Kepala Balai Konservasi Sumber Daya Alam (BKSDA) Provinsi Sulawesi Utara (Sulut), Askhari Dg. Masikki, mengimbau agar tidak lagi menggunakan tengkorak satwa liar dilindungi sebagai aksesoris atau ornamen adat. Dia mengatakan bahwa penggunaan tengkorak yaki dan satwa liar lainnya dalam ornamen adat sebaiknya diganti dengan mitasi atau replika.
Askhari menyampaikan bahwa penggunaan ornamen adat yang memanfaatkan bagian tubuh satwa liar dilindungi dapat secara tidak langsung meningkatkan praktik perburuan untuk memenuhi kebutuhan tersebut. Dia juga mengucapkan terima kasih kepada Sinode GMIM, komunitas keagamaan terbesar di Sulut, yang telah ikut serta dalam mengimbau kepada umatnya untuk tidak lagi memburu dan mengonsumsi daging satwa liar, termasuk yaki.
Askhari berharap ada dukungan dari semua pihak, termasuk pemerintah daerah, tokoh adat, dan pemuka agama, untuk menghentikan penggunaan tengkorak satwa liar dalam upacara adat.
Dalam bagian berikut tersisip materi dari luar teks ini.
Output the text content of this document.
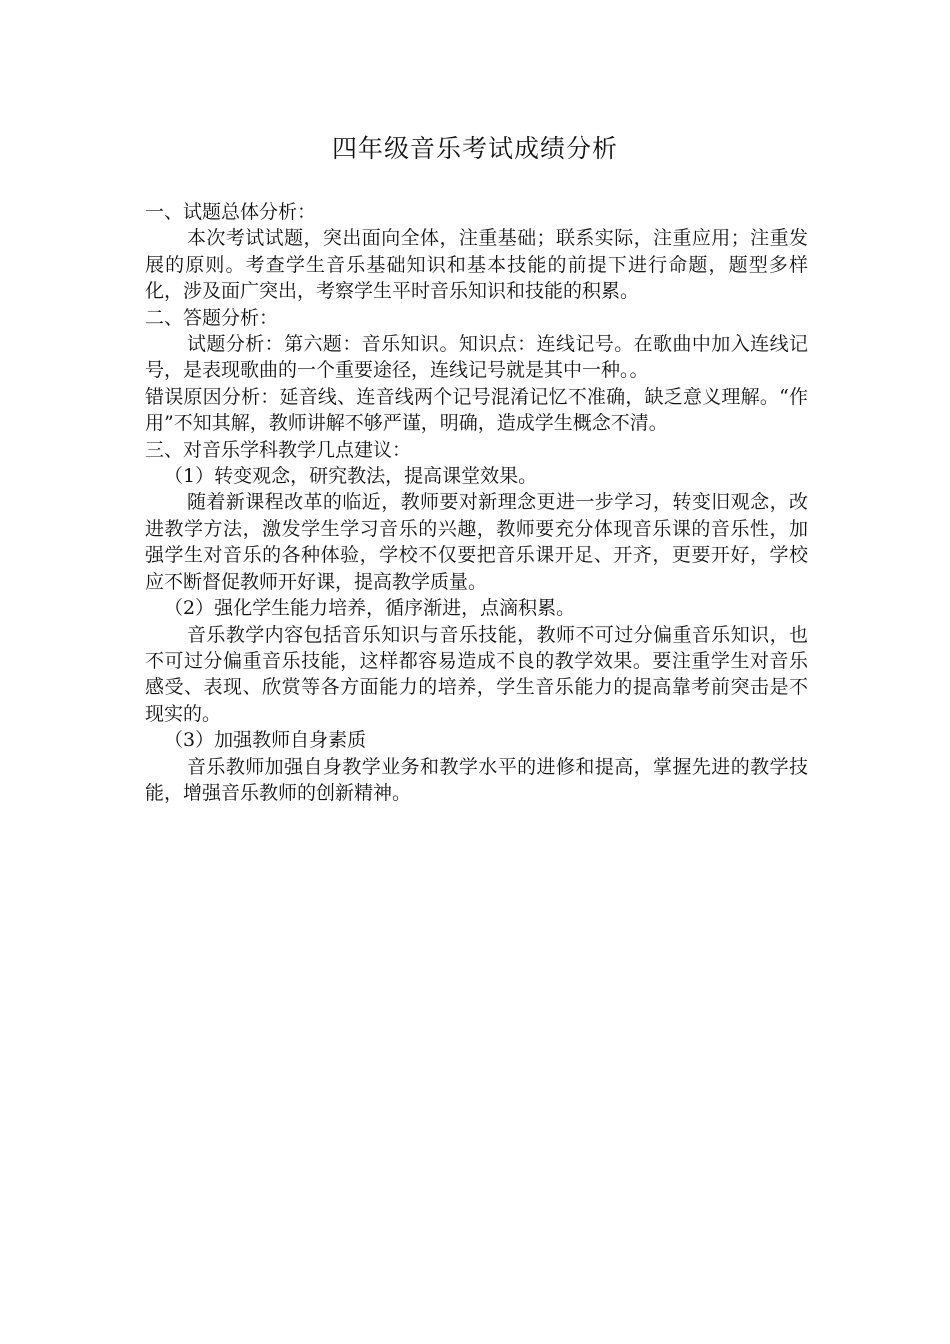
四年级音乐考试成绩分析

一、试题总体分析：

本次考试试题，突出面向全体，注重基础；联系实际，注重应用；注重发展的原则。考查学生音乐基础知识和基本技能的前提下进行命题，题型多样化，涉及面广突出，考察学生平时音乐知识和技能的积累。

二、答题分析：

试题分析：第六题：音乐知识。知识点：连线记号。在歌曲中加入连线记号，是表现歌曲的一个重要途径，连线记号就是其中一种。。

错误原因分析：延音线、连音线两个记号混淆记忆不准确，缺乏意义理解。“作用”不知其解，教师讲解不够严谨，明确，造成学生概念不清。

三、对音乐学科教学几点建议：

（1）转变观念，研究教法，提高课堂效果。

随着新课程改革的临近，教师要对新理念更进一步学习，转变旧观念，改进教学方法，激发学生学习音乐的兴趣，教师要充分体现音乐课的音乐性，加强学生对音乐的各种体验，学校不仅要把音乐课开足、开齐，更要开好，学校应不断督促教师开好课，提高教学质量。

（2）强化学生能力培养，循序渐进，点滴积累。

音乐教学内容包括音乐知识与音乐技能，教师不可过分偏重音乐知识，也不可过分偏重音乐技能，这样都容易造成不良的教学效果。要注重学生对音乐感受、表现、欣赏等各方面能力的培养，学生音乐能力的提高靠考前突击是不现实的。

（3）加强教师自身素质

音乐教师加强自身教学业务和教学水平的进修和提高，掌握先进的教学技能，增强音乐教师的创新精神。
Dia juga mengakui bahwa masih ada perburuan satwa liar dilindungi di Sulut, khususnya di wilayah Bolaang Mongondow, meskipun jumlahnya tidak sebesar sebelumnya.
Menurut Askhari, sudah mulai terlihat tanda-tanda penurunan perburuan satwa liar, terutama dalam penjualan daging satwa liar di pasar-pasar tradisional. Hal ini bisa disebabkan oleh efektivitas sosialisasi dan edukasi kepada masyarakat atau mungkin juga karena jumlah populasi satwa liar tersebut sudah menurun.
Monyet yaki merupakan satwa endemik yang dilindungi di Sulawesi Utara. Karena itu, Pemerintah Indonesia melalui Kementerian Lingkungan Hidup dan Kehutanan (KLHK) telah mengembangkan program peningkatan populasi yaki sebagai spesies prioritas yang perlu dipertahankan.